Joseph Welch as Judge Weaver
Jimmy Stewart as Biegler
Lee Remick as Laura Manion
Duke Ellington & Jimmy Stewart

Filmed in a small, apparently all white, county seat in the Upper Peninsula of Michigan, the movie has an enjoyable digression. Duke Ellington, the great jazz musician, appears in one scene as Pie-Eye, a musician playing the piano with a black jazz band, at a roadhouse. Joining him on the piano is the defense attorney (Jimmy Stewart), who is a jazz aficionado.

The movie received many Oscar nominations, but lost “Best Picture” to Ben-Hur while Stewart lost “Best Actor” to Charlton Heston in the latter movie.

During the filming, Welch became a good friend of John Voelker, the author of the film script and of the  novel of the same title and a fellow attorney and a former member of the Michigan Supreme Court. They discussed the possibility of Voelker’s assisting Welch in writing an autobiography, but that never happened. In their extensive correspondence over the last 18 months of Welch’s life, Welch compared his wordsmithing as “counterfeit” coins to Voelker’s “complete access to, if not ownership of, the First National Bank of Words.”

Law Firm Partner

Welch’s graciousness, so evident in the Army-McCarthy hearings, also was present in Welch as a law firm partner.

In 1952 the Hale and Dorr law firm was faced with an issue of whether it should make a claim on the estate of a deceased partner who had paid himself more than he was entitled to, i.e., who had embezzled law firm funds. The firm adopted Welch’s proposal to make a claim for one-half the amount. Said Welch, “Let him pay for his choice of life style. But because of the nature of the partnership and because we truly liked him at his best, let us forgive a half.”

In addition, presumably in the late1950’s Welch wrote a letter to his partners at Hale and Dorr, “This is like my will to you. I have lived a successful, rewarding and happy life. I believe that I owe the firm money rather than visa-versa. In any event, since my second wife does not need any money, any moneys owing to me by the firm upon my death should be paid to you [the partners], not to my family.”

Welch also prepared what he called an “office will:” It stated, “All the rest and residue and remainder of me as a lawyer I leave to all those in Hale and Dorr that I have loved. To a very large degree they . . . have made me what I am. Such success as I have attained I owe largely to them. I have lived my whole professional life in an office free from grief, envy, and jealousy. Few lawyers have been so blessed in their associations continually all through life. For the serenely happy life I have had with all of you, I say a simple and inadequate thank you.” Welch concluded: “this is my office will and is undated. The identity of the typist is to remain a secret.

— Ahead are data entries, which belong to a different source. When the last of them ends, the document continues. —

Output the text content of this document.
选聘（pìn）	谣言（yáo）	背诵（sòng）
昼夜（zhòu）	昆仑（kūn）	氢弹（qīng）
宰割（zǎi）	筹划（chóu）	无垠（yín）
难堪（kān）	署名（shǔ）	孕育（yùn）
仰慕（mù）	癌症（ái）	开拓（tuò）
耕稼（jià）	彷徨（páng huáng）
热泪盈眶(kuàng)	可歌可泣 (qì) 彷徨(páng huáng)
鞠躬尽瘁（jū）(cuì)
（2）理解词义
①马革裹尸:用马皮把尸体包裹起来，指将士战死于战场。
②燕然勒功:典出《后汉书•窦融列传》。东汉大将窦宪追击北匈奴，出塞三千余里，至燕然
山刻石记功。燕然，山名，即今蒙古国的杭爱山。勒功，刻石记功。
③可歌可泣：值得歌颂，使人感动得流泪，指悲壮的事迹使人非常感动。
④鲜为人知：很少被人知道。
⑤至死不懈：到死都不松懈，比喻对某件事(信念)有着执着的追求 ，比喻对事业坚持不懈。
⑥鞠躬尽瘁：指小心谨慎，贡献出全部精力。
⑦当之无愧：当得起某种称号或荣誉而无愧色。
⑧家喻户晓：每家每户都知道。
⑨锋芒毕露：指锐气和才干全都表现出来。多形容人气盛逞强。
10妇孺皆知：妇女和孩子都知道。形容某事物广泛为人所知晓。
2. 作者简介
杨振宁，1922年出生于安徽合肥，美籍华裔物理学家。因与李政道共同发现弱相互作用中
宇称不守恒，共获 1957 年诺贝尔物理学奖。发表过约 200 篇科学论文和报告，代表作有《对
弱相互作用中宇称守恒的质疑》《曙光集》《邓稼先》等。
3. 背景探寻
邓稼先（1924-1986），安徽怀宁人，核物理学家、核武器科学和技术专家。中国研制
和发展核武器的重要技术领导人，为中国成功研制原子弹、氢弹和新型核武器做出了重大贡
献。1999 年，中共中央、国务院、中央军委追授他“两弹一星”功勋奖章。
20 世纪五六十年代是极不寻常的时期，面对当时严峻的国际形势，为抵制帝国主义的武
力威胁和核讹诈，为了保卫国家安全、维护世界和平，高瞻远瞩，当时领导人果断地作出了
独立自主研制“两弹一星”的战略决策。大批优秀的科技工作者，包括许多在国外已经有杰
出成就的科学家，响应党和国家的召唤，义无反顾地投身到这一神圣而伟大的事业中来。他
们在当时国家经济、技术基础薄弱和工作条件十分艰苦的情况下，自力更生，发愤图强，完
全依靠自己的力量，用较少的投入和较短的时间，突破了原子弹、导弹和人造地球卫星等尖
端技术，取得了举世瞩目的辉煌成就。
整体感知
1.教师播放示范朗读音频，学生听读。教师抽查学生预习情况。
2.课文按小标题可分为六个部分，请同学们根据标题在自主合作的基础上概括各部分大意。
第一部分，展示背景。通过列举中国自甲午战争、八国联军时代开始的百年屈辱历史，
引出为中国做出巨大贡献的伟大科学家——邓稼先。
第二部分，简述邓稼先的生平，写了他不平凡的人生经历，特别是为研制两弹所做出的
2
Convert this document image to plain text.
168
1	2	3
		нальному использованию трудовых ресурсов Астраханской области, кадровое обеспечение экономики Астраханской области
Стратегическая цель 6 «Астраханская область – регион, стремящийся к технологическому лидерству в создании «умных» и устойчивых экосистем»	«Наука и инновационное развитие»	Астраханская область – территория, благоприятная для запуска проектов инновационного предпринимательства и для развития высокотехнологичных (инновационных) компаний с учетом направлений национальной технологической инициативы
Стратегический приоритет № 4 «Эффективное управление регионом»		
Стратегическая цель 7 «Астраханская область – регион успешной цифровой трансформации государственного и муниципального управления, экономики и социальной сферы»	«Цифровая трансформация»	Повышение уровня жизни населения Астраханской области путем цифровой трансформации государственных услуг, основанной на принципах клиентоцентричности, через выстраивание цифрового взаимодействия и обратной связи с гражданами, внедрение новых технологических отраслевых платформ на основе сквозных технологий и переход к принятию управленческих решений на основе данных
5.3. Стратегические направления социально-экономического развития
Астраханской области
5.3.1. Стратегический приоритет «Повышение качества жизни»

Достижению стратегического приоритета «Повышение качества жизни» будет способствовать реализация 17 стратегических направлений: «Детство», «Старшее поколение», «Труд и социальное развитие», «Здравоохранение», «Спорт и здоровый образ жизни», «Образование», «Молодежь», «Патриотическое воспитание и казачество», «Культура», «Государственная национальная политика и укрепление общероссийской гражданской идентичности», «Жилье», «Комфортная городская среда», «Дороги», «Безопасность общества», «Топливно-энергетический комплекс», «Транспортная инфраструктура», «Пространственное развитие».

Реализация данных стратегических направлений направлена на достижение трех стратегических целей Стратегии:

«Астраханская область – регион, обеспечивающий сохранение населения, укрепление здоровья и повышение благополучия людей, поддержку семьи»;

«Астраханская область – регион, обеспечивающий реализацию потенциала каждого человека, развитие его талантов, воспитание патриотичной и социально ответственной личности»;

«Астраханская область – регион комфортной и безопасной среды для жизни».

It is not witnessed. But even so—no fooling. Joseph N. Welch.”

The author in his years as a practicing lawyer in large law firms has never heard of anything like these gracious comments from a partner to his or her fellow partners.

Conclusion

Welch’s first wife, Judith Lyndon Welch, died in 1956, and he was remarried to Agnes Rodgers Brown Welch.

Welch died on October 6, 1960, just weeks before his 70th birthday.